While partnerships between our academic research institutions, federal laboratories and the private sector are critical, industry is assuming the risk. Those risks are particularly heavy on the small companies which drive innovation, especially when it comes to developing new drugs. The U.S. is the only country in the world where small companies routinely play crucial roles in creating breakthrough drugs.

Despite the tremendous successes of our system, those who want to return us to the pre-Bayh-Dole era claim that the government is “derisking” inventions it helps to create, giving developers an unfair advantage.  That is demonstrably false.

Government discoveries are embryonic, more like ideas than products. That is particularly true for developing new drugs. A new study, “The Relative Contributions of NIH and Private Sector Funding to the Approvals of New Biopharmaceuticals”  examined the investment of NIH and industry in 18 FDA approved therapies which cited NIH supported inventions. NIH provided $0.670 billion in funding against $44.3 billion industry dollars.  And even that can be misleading as the vast majority of new therapies fail in the development pipeline. Industry eats those costs.

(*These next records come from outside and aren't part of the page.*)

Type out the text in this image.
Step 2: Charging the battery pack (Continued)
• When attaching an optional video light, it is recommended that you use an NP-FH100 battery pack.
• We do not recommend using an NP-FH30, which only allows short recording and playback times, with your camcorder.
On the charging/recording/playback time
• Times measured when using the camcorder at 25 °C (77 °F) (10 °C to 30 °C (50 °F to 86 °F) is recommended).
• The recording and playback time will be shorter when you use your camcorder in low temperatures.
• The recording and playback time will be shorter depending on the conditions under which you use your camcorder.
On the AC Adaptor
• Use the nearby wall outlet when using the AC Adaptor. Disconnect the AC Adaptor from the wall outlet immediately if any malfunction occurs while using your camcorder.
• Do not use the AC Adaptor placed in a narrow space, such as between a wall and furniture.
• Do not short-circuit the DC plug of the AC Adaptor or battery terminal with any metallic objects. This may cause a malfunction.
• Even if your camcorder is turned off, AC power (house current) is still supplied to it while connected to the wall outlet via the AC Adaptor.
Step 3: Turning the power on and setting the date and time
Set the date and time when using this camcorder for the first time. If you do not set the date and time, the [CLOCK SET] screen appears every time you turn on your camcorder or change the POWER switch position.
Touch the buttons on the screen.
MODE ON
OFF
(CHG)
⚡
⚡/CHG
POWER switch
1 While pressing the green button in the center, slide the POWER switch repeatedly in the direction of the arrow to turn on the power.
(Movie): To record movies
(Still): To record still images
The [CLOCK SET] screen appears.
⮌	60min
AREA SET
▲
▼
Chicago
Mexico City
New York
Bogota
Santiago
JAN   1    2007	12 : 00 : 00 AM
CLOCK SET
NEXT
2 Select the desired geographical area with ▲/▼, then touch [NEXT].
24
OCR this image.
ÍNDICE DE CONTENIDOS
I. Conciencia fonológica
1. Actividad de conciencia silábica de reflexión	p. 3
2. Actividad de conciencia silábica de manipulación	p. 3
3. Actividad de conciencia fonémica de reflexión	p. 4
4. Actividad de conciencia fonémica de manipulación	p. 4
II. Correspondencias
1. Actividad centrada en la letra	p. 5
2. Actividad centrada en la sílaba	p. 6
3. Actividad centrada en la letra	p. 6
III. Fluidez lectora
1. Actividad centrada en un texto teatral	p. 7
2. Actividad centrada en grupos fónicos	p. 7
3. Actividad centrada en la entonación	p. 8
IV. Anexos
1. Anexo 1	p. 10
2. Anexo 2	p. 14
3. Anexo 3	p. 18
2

The other fallacy is that companies are lined up to partner with NIH or academic research centers.  As those running your programs will attest, most times it is very difficult to find even one company willing to assume the burden of taking a government funded invention to market. That’s particularly true for drug development because of the enormous costs, decades of research required and uncertainties in obtaining FDA approval. No company gets an “express lane” because they are working on a government supported invention.

One of America’s key advantages over our foreign competitors is that our system provides the authorities and incentives for entrepreneurial companies to develop government funded inventions. That makes federal programs more effective at no cost to taxpayers. Companies assume this burden knowing the odds are stacked against them.  If we want to continue to be the innovation wonder of the world and the source of new drugs and other therapies, the last thing we should do is make those burdens even heavier.

For these reasons, I urge you not to use the fact that a company beat the odds and made it across the finish line against them in negotiating Medicare drug prices.  Any benefits in short term price reduction will be massively off set by those walking away from working with NIH and our research universities in the future.

That’s a price we simply cannot afford to pay.”